A warts-and-all documentary was extremely enjoyable, too, Barney and Ren had agreed. It was surprising – and all-round
excellent
– how gabby and indiscreet people were on camera. Once talking they seemed to forget they were being filmed, or they forgot that the film would eventually be watched.
Solomon, for instance, had declared on camera that if his residency permit did not come through he and Hana would take to the hills. Like outlaws. They would take sleeping bags, said Solomon, and the means to hunt down and skin dinner. He could cook outdoors with the merest of utensils, believe it.
Barney did believe it. Solomon, who was The Saturn Bar’s head chef, had filleted and scaled a large terakihi as he talked, palming and flipping and scraping the fish, wielding his knife with great speed and finesse.
At Hair Today Deirdre had talked very freely, and with characteristic emphases, about her second husband’s spell in prison for
fraud
, how this had compelled Deirdre to abandon her life of leisure and open her first salon – beginning an altogether
brilliant
new phase in her life, said Deirdre, because not only had her salon proved
enormously
successful, she had also met her third husband who ran the hardware store next
door
. Wasn’t life
amazing
?
Deirdre’s interview had also conveniently knocked off a
couple of other interviews, because while Barney and Ren were at the salon Deirdre had completed a cut and colour for Billie Montgomery and a full foil on Stella, the masseuse above Bambi’s Health Store. Henrietta and Edward’s mother, Doris, was having a colour too, but she was immobilised behind a face-mask much of the time, unable to speak because of potential cracking. Barney had kept her in shot though, a surreal presence: white-faced, slick-haired and mute. And eerily still – but for her fingers which worked needles and wool at a fiendish pace. She was knitting a floor blanket for Baby Soo.
‘A hair salon is the
best
,’ said Barney when they viewed the rushes. ‘It’s like a fantasy set. Everyone has bizarre heads.

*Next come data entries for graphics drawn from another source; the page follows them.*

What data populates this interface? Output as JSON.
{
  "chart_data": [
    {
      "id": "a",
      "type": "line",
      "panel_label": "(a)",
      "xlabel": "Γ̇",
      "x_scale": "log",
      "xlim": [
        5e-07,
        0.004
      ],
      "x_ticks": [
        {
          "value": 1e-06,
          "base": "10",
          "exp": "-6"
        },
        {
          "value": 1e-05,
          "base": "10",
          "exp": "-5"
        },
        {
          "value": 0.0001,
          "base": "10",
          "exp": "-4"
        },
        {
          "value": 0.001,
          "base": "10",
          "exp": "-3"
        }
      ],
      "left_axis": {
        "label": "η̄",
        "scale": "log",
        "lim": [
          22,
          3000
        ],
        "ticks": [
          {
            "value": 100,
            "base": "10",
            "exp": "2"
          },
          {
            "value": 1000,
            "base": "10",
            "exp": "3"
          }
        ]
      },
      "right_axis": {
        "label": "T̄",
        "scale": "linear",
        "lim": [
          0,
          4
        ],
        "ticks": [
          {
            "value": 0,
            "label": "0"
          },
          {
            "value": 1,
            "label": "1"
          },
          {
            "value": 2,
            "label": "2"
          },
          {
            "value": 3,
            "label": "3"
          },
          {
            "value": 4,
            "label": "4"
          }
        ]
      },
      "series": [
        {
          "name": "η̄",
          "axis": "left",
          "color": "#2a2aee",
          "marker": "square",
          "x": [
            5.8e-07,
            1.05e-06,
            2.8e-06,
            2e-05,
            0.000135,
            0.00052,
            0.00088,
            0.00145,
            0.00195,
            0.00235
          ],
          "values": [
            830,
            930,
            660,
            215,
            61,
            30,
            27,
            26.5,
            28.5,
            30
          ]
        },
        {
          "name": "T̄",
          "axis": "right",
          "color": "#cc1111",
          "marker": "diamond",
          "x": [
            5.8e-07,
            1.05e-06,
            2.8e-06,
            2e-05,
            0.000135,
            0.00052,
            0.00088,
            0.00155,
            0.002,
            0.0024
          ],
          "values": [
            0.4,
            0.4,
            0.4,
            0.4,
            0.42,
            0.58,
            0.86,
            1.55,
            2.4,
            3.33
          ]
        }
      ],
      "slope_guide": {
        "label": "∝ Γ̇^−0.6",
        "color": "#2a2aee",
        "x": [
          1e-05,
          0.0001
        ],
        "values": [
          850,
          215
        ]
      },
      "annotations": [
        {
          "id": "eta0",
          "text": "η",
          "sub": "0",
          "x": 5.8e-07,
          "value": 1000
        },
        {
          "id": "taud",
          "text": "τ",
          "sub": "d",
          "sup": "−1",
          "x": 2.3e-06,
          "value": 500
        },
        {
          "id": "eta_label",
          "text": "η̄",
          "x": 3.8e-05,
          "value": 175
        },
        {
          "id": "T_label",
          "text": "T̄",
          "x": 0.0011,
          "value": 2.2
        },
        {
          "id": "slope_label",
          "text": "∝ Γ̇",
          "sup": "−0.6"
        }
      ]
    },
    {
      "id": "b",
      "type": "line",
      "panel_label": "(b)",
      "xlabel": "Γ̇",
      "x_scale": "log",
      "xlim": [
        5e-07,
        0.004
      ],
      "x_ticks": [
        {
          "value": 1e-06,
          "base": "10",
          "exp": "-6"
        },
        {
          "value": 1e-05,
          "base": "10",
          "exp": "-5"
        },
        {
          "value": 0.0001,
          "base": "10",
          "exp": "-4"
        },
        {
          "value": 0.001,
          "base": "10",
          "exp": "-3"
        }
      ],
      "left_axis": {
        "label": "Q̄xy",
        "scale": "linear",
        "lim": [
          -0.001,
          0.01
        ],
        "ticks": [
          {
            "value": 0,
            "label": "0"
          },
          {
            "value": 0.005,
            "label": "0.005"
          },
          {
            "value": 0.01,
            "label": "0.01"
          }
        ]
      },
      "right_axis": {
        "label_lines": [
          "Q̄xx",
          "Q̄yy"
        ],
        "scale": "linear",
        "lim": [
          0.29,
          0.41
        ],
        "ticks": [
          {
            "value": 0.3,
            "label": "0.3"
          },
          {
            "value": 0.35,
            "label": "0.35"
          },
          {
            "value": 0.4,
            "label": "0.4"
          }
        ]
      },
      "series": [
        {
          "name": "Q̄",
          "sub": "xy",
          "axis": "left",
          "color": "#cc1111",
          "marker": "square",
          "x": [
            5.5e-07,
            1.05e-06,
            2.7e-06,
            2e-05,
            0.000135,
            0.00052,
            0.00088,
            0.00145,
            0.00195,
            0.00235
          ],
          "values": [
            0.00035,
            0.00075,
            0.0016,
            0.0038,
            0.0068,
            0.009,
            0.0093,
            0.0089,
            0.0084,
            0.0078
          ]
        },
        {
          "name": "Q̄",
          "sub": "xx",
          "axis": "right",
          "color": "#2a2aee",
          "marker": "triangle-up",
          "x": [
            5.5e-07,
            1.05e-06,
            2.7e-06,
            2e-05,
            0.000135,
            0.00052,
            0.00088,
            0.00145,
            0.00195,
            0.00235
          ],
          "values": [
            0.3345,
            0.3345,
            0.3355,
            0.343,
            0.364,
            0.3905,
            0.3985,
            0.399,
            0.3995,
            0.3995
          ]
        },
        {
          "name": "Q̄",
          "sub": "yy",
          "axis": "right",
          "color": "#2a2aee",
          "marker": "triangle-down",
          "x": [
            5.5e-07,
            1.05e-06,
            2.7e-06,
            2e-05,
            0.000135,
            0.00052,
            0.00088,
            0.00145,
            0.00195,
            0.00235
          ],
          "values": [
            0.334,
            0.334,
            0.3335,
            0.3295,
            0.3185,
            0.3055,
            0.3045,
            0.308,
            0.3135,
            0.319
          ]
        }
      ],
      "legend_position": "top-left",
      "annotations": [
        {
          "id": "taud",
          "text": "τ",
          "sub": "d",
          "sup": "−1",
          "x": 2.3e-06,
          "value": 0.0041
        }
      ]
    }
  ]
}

And if it was a feature film you would hardly need a script. So much just happens.’
This was certainly true. During their four hours of filming, a customer had loudly burst into tears (the depilatory lotion had burnt her skin and left a red moustache-shaped trail on her upper lip), and a little boy had clasped hands to his curly head, squeezed his eyes shut and for the longest time loudly intoned
noscissors noscissors noscissors
while his mother and Chrissy, the apprentice hairdresser, stood helplessly by. The hair products salesman had made his monthly call that day, too, and directed a fast and flirtatious sales patter at Deirdre, who flirted right back, parrying all his pitches with great skill. It was like theatre sports, Barney thought. Or a stand-up double act. At the end of it all, Deirdre had secured half a dozen free sample bottles of Macadamia Oil Tangle Pre-Styler.
As the hair products salesman exited the salon, the nameless tabby cat entered, padding carelessly to the back room where, apparently, a bowl of Purina Dry awaited her.
Since she had coolly jumped into the
Feliz Navidad
perambulator during the Nativity tableau, Barney and Ren had often seen the tabby. She had appeared, seemingly from nowhere, one morning in the lavender courtyard of the Mediterranean; she had
strolled across the grass, leapt up onto the wooden bench and into Barney’s lap. Barney had felt oddly flattered. They had come upon her at Toto’s, too, hunched up and watchful on a seat in the indie film section. They had seen her at Coralie’s, sunning herself on the warm concrete outside the swing doors, and then a little later, inside the café, still as a statue beneath the aquarium, staring, just her right ear lifting and twitching.